В то же время искусство, вдохновленное «duende», — это и игра со смертью. Федерико видит здесь характерную черту испанского духа — жизнь со вкусом смерти; он чувствует это в себе самом как национальное культурное и этическое наследие. Надо было видеть, как он изображал собственную смерть перед Сальвадором и Аной Марией Дали, заставляя ее при этом фотографировать себя «мертвым»… смеха ради. Дали в своем интервью, опубликованном в 1975 году, вспоминал о жутком драматизме этих «мизансцен», где Лорка изображал собственную смерть, — как, например, вот такая, разыгранная им перед друзьями в студенческой «Резиденции»: «Как сейчас я вижу его лицо, обреченное и ужасное, когда он, вытянувшись на постели, воссоздавал этапы медленного разложения собственного тела. В этой игре “гниение” должно было совершиться за пять дней. Затем он описывал свой гроб и положение в него своего тела; следовала подробная сцена закрывания его крышкой и наконец — похоронная процессия с его гробом по тряским мостовым Гренады. Убедившись, что наше тоскливое настроение достигло наивысшего градуса, он внезапно вскакивал, разражался диким смехом, сверкая всеми своими белыми зубами, затем выталкивал нас всех за дверь и преспокойно укладывался спать — удовлетворенный».
Не случайно была написана Лоркой такая фраза: «Мертвый в Испании остается более живым, чем где бы то ни было в мире. Его профиль ранит, как лезвие бритвы». Вспоминал ли он при этом собственные погребальные строки, которыми он почтил смерть Игнасио Санчеса Мехиаса? Несомненно, потому что искусство тавромахии, в его понимании, должно быть одержимо «duende», чтобы достичь совершенства. Каждый бой быков, на его взгляд, — это «триумф испанской смерти». Он дает определение корриды как «исконной религиозной драмы, где, так же как в мессе, возносятся моления и совершаются жертвоприношения богам». Можно легко представить, с каким ужасом, смешанным с обожанием, слушала кубинская, аргентинская, уругвайская публика эти его филигранно отточенные фразы — бьющие прямо в сердце.
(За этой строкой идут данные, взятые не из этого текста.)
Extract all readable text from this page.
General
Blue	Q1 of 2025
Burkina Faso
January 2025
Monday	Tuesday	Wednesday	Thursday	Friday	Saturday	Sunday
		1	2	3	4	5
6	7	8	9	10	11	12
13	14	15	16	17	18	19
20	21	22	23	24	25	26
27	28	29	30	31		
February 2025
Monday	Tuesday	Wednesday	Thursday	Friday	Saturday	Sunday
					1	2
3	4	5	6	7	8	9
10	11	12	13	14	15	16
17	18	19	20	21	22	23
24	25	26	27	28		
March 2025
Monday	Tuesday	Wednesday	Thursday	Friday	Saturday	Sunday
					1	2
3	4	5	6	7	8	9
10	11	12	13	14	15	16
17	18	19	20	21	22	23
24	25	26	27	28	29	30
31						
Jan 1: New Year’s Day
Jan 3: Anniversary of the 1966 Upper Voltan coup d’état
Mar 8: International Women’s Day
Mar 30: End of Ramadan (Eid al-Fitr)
И последнюю, заключительную: «Испания — единственная страна в мире, где смерть является национальным зрелищем».
«Duende» необходим для настоящего творчества — не важно, танец это или пение, драма или живопись (Гойя для него самый одержимый «duende» художник); это антипод тому, что обычно считалось источником вдохновения, — музе, ангелу… Нет, «duende» — вовсе не муза, нашептывающая поэту его строки, который, таким образом, получает их извне, свыше, словно поданные ему ангельской рукой. «Duende» живет у него внутри, в тайниках его души, в самой середке этой сдвоенной сущности, для которой в испанском языке есть такое красочное слово «entresijo»; он выплескивается из ран поэта струями крови. Но дадим слово самому поэту. В заключительной части своей речи, которой он всегда окончательно околдовывал своих слушателей, Лорка говорил: «Но “duende”… Где же он? Из-под сводов пустой арки веет живой духовный ветер, который настойчиво обдувает наши мертвые головы, — в поисках новых пейзажей и доселе неслыханных звуков; этот ветер дает благоухание слюне ребенка, примятой траве и раздувает вуаль на голове Медузы; он несет свое благословение всему новому созданию…»
Так поэт возвращал своих слушателей к истокам Творения, к изначальному Слову, которое дало название всему сущему, — можно догадаться, что этот светоносный пророк, который создает поэта, сам носит блистательное и вызывающее имя «вечного бунтаря» — Люцифера[14].